Just like the next person, I hate being lied to. I read the book with tons of sympathy for the writer. Strangely, James Frey and his fake memoir didn’t get on my nerves that much, although I did understand the other readers’ outrage. It is wrong on so many levels, I know. And unlike many closeted Hollywood actors who are constantly and unfairly forced to hide their sexual orientation, it’s quite justifiable to out Frey’s lies, or loathe him.

Using a traumatic experience that resonates with so many vulnerable people went through and twisting it with substantial lies is brutal and selfish. But who doesn’t lie? What makes him different to his fellow liars? And what’s the responsibility of the supporting cast? Bella dePaulo of Psychology Today gave her thoughts on James Frey: “Extraordinary liars are the stars of their own shows, but none of them, no matter how determined, could pull off their infamous deceits without a strong supporting cast.”

The habit of lying starts early at home because parents introduce us to lies. I know this because I am one of those parents. From Santa Claus to “Mommy doesn’t have money to buy those” kind of lies, I do lie to my kids even though I try hard not to. Of course, my defense is the fact that my lies are paved with good intentions, and they’re addressed to a small number of people for whom I’m fully responsible.

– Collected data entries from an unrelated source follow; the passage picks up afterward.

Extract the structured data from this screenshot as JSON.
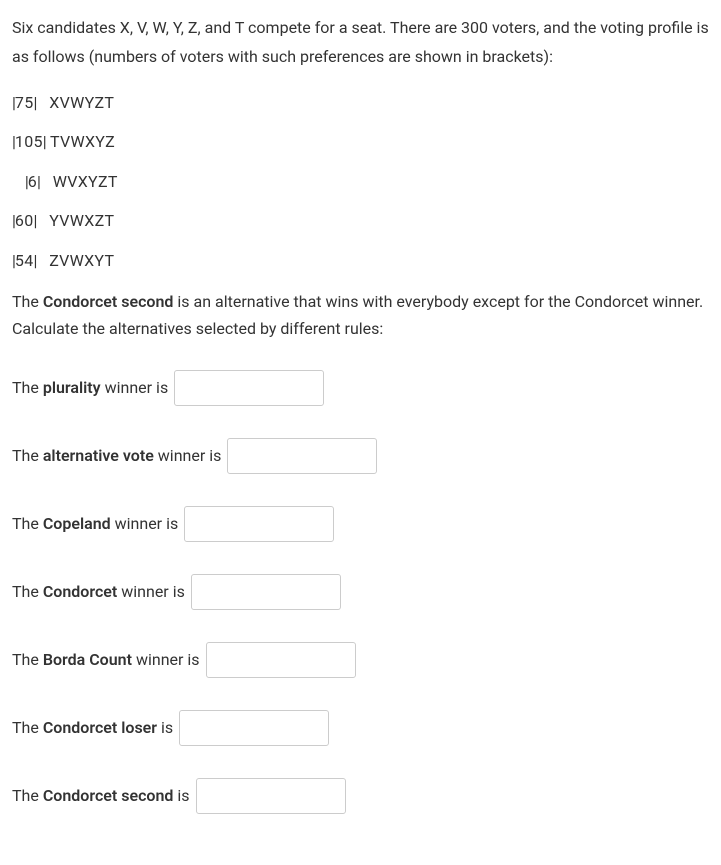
{
  "intro": "Six candidates X, V, W, Y,  Z, and T compete for a seat. There are 300 voters, and the voting profile is as follows (numbers of voters with such preferences are shown in brackets):",
  "profile": [
    {
      "count": "75",
      "order": "XVWYZT"
    },
    {
      "count": "105",
      "order": "TVWXYZ"
    },
    {
      "count": "6",
      "order": "WVXYZT"
    },
    {
      "count": "60",
      "order": "YVWXZT"
    },
    {
      "count": "54",
      "order": "ZVWXYT"
    }
  ],
  "description_pre": "The ",
  "description_bold": "Condorcet second",
  "description_post": " is an alternative that wins with everybody except for the Condorcet winner. Calculate the alternatives selected by different rules:",
  "questions": [
    {
      "pre": "The ",
      "bold": "plurality",
      "post": " winner is"
    },
    {
      "pre": "The ",
      "bold": "alternative vote",
      "post": " winner is"
    },
    {
      "pre": "The ",
      "bold": "Copeland",
      "post": " winner is"
    },
    {
      "pre": "The ",
      "bold": "Condorcet",
      "post": " winner is"
    },
    {
      "pre": "The ",
      "bold": "Borda Count",
      "post": " winner is"
    },
    {
      "pre": "The ",
      "bold": "Condorcet loser",
      "post": " is"
    },
    {
      "pre": "The ",
      "bold": "Condorcet second",
      "post": " is"
    }
  ]
}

But there are things in life that I cannot lie my way out of. I wouldn’t lie to a man I’m about to sleep with if I had any sexual disease that would affect him. Or I know I would never make it as a big-time politician because I would have to lie about terrible things I have done in the past, including the existence of a picture where I was flashing my breasts to some freak on the internet. To some degree, we know when to use lies as our weapon or to opt to be honest. I’m quite sure James Frey does too.

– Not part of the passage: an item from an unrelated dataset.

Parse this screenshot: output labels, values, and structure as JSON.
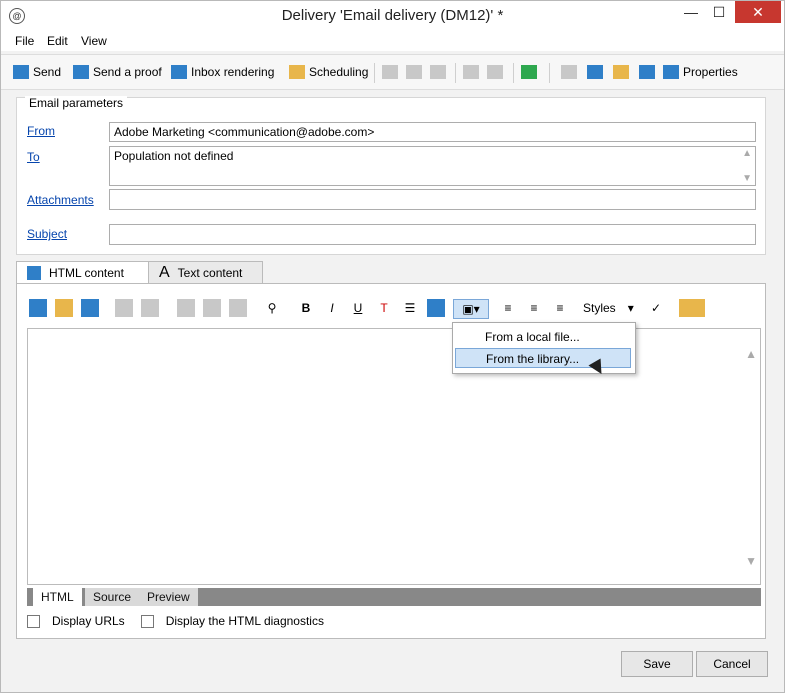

My mother made me believe that my father was a poster child for Christianity. With him being a church-goer, a loving father and husband, and a great provider, I fondly believed in the idea. I was content with a figure of the great man I believed he was, so when I started hearing rumors about him having a mistress and seeing prostitutes on his frequent business trips I simply blocked it out. I even created a make-believe story to explain a scene I accidentally saw when I was little: my mother was pulling her hair, crying, and screaming at my father.

It was a distressing scene for any child to witness. But my imagination saved me: I settled for something a little less intense, a little less alarming. Perhaps my mother was overreacting to one of my dad’s bad habits, I thought. He had probably forgotten to take a shower and smelled really bad (my mother didn’t like people who had issues with body odor); or perhaps he had farted in his sleep (he did this sometimes and I could hear it from my bedroom).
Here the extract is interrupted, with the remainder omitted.